Meskipun demikian, patut disesalkan jika stereotip negatif dari suatu masyarakat tertentu justru sengaja diungkapkan dan dibesar-besarkan sebagai alat justifikasi atau membenarkan dan mengunggulkan sikap dan perilaku masyarakat yang lain (etnosentrisme). Jika hal ini terjadi, dalam konteks upaya rekonsiliasi terhadap setiap bentuk konflik – yang dianggap bernuansa etnisitas – akan menjadi sia-sia. Tulisan ini akan mengungkapkan dan mendeskripsikan beberapa karakteristik sosial-budaya Madura sebagai bahan refleksi bagi orang luar Madura untuk memahami sikap dan perilaku orang Madura secara lebih proporsional dan kontekstual.

Barangkali tidak berlebihan jika dikatakan bahwa di bagian mana pun dari wilayah Negara Kesatuan RI dapat ditemukan orang Madura baik dalam kelompok besar maupun kecil. Hal ini menandakan bahwa daerah tujuan merantau orang Madura mencakup seluruh pelosok tanah air dan telah berlangsung beberapa abad yang lalu. Pada umumnya daerah tujuan utama orang Madura merantau adalah ke pulau Jawa, kemudian ke pulau Kalimantan. Untuk membedakan antara keduanya, oleh orang Madura pulau Kalimantan sering disebut sebagai Jaba Daja (Jawa Utara).

Hal ini mudah dipahami oleh karena secara geografis pulau Kalimatan berada di sebelah utara pulau Madura. Ada kalanya juga orang Madura menyebut pulau Jawa sebagai Jaba Laok (Jawa Selatan). Sebagaimana pada umumnya perantau, tujuan utama merantau orang Madura adalah berdimensi ekonomik yaitu untuk memperoleh penghidupan yang lebih baik. Pada perkembangannya (sebagaimana akan diuraikan pada bagian yang lain) tidak luput dari dimensi sosial-budaya.
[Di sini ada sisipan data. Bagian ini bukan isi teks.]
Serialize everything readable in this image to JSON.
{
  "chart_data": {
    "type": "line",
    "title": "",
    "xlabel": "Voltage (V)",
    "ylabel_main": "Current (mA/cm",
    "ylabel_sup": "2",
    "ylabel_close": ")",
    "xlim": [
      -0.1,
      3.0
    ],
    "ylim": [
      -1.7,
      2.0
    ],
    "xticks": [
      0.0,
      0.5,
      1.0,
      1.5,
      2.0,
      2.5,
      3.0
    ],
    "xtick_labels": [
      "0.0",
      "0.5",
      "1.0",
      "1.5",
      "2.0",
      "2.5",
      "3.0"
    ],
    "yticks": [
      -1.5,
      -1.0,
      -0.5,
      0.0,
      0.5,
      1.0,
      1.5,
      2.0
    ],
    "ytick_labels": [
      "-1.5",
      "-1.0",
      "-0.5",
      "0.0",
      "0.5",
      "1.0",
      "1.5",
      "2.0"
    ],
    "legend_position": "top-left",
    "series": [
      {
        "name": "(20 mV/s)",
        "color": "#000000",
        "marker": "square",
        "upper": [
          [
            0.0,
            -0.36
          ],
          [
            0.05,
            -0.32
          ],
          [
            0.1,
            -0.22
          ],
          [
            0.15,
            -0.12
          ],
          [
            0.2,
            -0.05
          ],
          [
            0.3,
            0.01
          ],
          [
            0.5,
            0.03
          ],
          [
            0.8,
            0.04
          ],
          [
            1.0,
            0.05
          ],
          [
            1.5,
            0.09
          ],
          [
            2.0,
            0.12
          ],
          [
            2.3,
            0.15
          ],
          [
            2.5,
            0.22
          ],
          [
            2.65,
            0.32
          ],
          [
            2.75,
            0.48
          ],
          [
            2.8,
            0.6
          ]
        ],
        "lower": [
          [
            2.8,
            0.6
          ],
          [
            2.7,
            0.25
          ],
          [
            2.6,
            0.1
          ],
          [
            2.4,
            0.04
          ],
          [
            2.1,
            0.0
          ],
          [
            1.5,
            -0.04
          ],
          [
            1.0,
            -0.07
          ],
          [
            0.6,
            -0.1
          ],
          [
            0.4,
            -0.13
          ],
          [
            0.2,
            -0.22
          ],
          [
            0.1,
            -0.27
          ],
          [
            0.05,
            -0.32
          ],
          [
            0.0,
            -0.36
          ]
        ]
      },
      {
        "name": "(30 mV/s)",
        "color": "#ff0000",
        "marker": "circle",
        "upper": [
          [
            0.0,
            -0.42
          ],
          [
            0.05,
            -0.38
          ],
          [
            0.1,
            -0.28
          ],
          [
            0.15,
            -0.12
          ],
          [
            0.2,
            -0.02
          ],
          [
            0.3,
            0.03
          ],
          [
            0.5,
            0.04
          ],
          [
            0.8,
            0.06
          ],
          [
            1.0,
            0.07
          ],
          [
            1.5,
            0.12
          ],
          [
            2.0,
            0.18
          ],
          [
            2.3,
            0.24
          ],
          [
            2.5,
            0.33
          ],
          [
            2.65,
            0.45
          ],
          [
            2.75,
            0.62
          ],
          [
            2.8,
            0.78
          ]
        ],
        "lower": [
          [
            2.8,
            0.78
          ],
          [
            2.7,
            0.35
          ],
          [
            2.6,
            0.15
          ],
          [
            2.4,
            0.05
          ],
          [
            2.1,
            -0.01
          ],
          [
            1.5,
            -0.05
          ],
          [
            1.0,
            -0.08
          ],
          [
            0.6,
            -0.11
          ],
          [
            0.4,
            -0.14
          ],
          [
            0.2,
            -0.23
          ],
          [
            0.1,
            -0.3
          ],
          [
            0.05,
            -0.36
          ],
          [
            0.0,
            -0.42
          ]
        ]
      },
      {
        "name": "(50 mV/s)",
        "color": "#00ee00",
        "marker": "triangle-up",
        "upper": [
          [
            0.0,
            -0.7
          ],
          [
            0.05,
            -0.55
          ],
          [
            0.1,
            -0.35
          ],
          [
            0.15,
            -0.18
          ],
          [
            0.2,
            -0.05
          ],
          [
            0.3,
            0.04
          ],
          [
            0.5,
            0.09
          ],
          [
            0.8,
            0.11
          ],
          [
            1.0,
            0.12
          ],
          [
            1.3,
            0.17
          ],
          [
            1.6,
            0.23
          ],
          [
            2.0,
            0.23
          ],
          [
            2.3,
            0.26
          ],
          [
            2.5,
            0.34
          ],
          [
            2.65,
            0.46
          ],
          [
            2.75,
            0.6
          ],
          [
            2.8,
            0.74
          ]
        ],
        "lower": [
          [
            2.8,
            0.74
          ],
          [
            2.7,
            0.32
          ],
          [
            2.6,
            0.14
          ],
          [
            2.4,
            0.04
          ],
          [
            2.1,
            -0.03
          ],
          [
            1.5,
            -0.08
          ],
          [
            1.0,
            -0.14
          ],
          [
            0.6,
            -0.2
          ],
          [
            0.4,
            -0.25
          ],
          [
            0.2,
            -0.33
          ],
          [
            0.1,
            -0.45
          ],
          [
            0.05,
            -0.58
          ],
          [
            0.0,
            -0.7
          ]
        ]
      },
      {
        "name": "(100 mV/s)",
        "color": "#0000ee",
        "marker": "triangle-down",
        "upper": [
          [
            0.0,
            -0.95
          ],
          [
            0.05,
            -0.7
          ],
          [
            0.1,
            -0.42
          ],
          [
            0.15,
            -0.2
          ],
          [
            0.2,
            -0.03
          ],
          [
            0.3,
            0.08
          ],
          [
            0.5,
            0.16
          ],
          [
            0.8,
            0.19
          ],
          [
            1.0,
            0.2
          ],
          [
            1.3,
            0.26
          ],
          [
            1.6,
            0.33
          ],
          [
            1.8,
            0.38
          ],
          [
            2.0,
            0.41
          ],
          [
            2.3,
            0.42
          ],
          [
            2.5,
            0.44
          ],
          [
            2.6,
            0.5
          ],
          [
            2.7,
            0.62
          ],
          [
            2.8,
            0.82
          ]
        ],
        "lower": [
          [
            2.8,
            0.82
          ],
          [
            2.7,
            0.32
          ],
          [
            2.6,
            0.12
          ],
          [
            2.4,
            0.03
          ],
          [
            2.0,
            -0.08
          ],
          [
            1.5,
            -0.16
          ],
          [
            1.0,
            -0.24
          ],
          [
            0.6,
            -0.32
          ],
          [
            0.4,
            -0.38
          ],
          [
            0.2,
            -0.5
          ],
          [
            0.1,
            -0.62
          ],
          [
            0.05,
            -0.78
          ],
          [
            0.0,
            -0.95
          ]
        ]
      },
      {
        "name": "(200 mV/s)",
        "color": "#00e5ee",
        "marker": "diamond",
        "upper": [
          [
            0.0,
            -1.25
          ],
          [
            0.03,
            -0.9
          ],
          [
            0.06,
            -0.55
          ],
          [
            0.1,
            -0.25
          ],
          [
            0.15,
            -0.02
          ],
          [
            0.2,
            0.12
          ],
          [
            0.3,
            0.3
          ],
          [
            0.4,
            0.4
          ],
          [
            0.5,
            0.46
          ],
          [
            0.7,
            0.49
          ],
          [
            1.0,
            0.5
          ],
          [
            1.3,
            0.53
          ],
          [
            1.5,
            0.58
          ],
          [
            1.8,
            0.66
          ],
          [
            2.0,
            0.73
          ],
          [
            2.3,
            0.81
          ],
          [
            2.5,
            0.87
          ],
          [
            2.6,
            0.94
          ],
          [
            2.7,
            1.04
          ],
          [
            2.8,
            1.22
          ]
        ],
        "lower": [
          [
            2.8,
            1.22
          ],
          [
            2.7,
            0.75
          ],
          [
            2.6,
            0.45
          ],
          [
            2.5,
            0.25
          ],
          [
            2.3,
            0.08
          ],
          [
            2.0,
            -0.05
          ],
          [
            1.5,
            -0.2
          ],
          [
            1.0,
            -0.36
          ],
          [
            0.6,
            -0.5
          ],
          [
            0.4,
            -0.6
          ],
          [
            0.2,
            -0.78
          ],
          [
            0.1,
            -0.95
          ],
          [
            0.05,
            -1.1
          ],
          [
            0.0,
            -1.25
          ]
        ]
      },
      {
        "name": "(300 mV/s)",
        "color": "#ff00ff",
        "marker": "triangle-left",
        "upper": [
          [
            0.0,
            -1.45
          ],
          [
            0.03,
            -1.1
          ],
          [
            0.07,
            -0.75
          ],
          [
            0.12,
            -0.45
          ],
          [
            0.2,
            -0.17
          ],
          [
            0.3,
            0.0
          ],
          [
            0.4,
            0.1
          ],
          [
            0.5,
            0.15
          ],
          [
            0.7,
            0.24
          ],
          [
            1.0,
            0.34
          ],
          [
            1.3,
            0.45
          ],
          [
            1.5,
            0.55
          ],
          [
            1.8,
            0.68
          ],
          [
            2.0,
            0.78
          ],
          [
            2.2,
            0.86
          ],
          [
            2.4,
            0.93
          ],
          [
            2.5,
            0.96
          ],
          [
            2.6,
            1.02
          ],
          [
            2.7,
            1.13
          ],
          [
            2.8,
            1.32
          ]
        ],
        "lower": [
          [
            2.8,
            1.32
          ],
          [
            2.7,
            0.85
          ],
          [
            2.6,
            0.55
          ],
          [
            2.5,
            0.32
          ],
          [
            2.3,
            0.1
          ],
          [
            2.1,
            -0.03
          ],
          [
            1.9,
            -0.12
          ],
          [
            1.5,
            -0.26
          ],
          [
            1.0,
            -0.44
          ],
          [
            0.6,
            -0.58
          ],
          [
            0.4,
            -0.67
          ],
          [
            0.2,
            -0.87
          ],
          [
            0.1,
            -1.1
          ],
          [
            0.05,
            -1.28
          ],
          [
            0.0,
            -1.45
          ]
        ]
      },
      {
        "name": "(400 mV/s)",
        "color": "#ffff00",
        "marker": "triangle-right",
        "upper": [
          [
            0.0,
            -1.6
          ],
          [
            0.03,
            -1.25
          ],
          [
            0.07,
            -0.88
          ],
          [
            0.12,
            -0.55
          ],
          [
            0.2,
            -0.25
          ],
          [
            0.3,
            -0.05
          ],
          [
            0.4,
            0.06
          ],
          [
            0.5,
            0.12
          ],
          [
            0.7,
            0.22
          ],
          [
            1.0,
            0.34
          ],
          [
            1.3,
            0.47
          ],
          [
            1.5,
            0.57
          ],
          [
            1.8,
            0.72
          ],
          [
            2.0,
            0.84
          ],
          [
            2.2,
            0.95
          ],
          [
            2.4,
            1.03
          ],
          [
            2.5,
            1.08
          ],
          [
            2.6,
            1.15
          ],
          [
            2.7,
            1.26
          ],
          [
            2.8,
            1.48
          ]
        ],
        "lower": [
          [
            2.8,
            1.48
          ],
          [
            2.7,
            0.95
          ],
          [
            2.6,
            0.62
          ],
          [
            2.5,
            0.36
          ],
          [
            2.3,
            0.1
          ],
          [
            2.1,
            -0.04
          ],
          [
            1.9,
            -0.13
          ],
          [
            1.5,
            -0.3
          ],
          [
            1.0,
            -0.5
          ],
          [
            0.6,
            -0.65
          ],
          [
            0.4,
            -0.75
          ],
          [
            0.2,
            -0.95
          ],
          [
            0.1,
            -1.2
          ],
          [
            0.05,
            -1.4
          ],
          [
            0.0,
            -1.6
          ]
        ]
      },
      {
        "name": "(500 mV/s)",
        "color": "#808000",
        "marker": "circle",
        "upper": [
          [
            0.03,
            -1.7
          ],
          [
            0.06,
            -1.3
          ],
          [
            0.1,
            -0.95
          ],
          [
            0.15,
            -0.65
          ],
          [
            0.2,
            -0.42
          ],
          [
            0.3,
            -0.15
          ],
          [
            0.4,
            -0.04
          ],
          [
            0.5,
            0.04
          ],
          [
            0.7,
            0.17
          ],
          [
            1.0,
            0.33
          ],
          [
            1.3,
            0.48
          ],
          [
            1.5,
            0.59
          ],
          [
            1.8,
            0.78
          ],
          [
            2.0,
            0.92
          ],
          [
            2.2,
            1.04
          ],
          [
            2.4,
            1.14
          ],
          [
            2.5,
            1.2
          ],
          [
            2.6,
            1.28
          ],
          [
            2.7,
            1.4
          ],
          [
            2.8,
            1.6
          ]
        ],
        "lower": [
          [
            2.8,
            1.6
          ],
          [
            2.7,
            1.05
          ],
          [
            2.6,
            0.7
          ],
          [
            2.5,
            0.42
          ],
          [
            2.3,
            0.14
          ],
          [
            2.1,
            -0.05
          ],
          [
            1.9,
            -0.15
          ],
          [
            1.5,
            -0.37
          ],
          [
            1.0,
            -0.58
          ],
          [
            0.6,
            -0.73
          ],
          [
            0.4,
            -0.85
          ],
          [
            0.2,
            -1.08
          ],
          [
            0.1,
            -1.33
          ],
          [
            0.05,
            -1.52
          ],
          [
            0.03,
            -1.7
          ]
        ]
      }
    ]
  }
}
Jika orang Madura pergi merantau maka yang akan dituju pertama kali adalah sanak keluarganya yang lebih dahulu berada atau bermukim di sana. Sebagai pendatang baru – terutama bagi mereka yang pada dasarnya berasal dari kelompok sosial ekonomi marjinal mereka tetap membutuhkan tempat penyanggah sebelum berhasil meraih penghidupan yang lebih baik. Selain pertimbangan dari faktor sosial ekonomi ini, secara kultural orang Madura mempunyai kewajiban untuk tetap menjaga dan memelihara ikatan kekerabatan di antara sanak keluarganya di mana pun mereka berada lebih-lebih di perantauan. Hal ini demi menjaga agar setiap dan sesama anggota keluarga tidak akan kaelangan obur artinya tidak akan berada dalam susana kegelapan sehingga tidak tahu lagi siapa sanak keluarga atau kerabatnya.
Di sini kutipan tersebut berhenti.